You can solve combinatorial search problems with whatever method you want, but it can be very hard to beat a SAT solver, because you may have to duplicate all the strategies, engineering, and heuristics that SAT solvers have. If your problem has special structure then it may be worth writing your own solver. Constraint satisfaction problems can often be written with high level constraints that have good constraint propagators (e.g. the alldifferent constraint).
Reading through a couple of other responses in this thread, it seems that converting a problem to be compatible with a SAT solver can sometimes result in unexpected gains in speed? That SAT solvers can sometimes be a better solution to a problem than the general "go to" solutions for a domain, despite it seeming to be inapplicable to such a domain? Maybe?
It's not that they seem inapplicable to some domain: they're applicable to a huge number of domains (basically any kind of constraint satisfaction problem). A lot of people thinks that this generality means that solving SAT problems is difficult, but in reality it means that a huge amount of effort has been invested into SAT solvers, which may outweigh the benefits you can get from a specialized solver.
Stupid question... Are there equivalent (in the sense of being fast and having nice interfaces) solvers for #SAT problems? A whole pile of inference in machine learning can be framed in this way which makes me curious.

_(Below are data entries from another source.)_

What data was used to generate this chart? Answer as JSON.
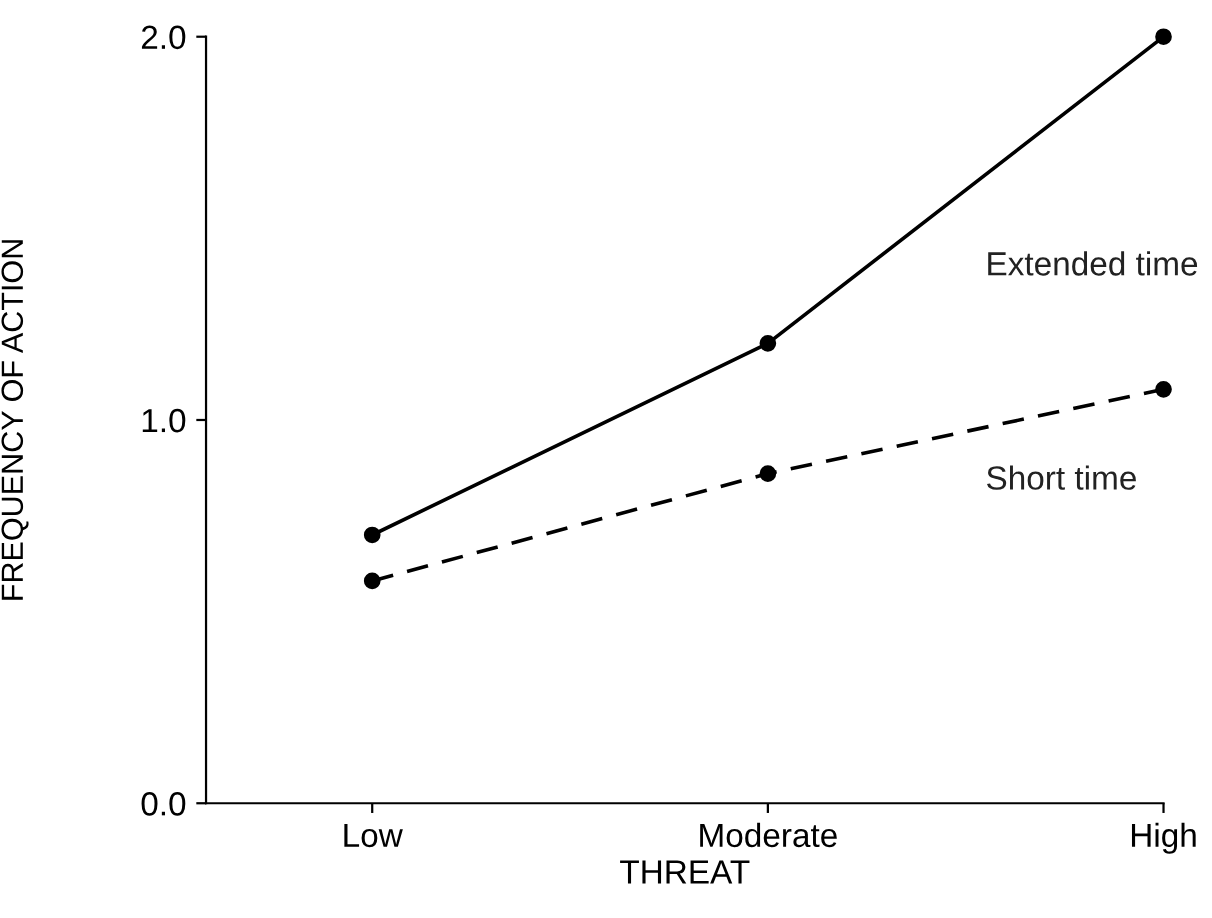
{
  "chart_data": {
    "type": "line",
    "xlabel": "THREAT",
    "ylabel": "FREQUENCY OF ACTION",
    "categories": [
      "Low",
      "Moderate",
      "High"
    ],
    "series": [
      {
        "name": "Extended time",
        "color": "#000000",
        "values": [
          0.7,
          1.2,
          2.0
        ],
        "line_style": "solid"
      },
      {
        "name": "Short time",
        "color": "#000000",
        "values": [
          0.58,
          0.86,
          1.08
        ],
        "line_style": "dashed"
      }
    ],
    "ylim": [
      0,
      2.0
    ],
    "yticks": [
      {
        "value": 0,
        "label": "0.0"
      },
      {
        "value": 1,
        "label": "1.0"
      },
      {
        "value": 2,
        "label": "2.0"
      }
    ],
    "marker": "circle",
    "grid": false,
    "legend": false
  }
}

In case others aren't familiar with the termiology: #SAT is the counting version of the SAT problem, which tries to find how many different solutions exist to a set of constraints)
I mean, certainly you COULD reduce the Traveling Salesman Problem to SAT (it's NP-complete, after all), but I would assume that it would be a totally impractical way of doing it compared to more specialized algorithms.
I'm asking since the title contains the word "underused", but doesn't elaborate on practical use-cases. What would you use it for?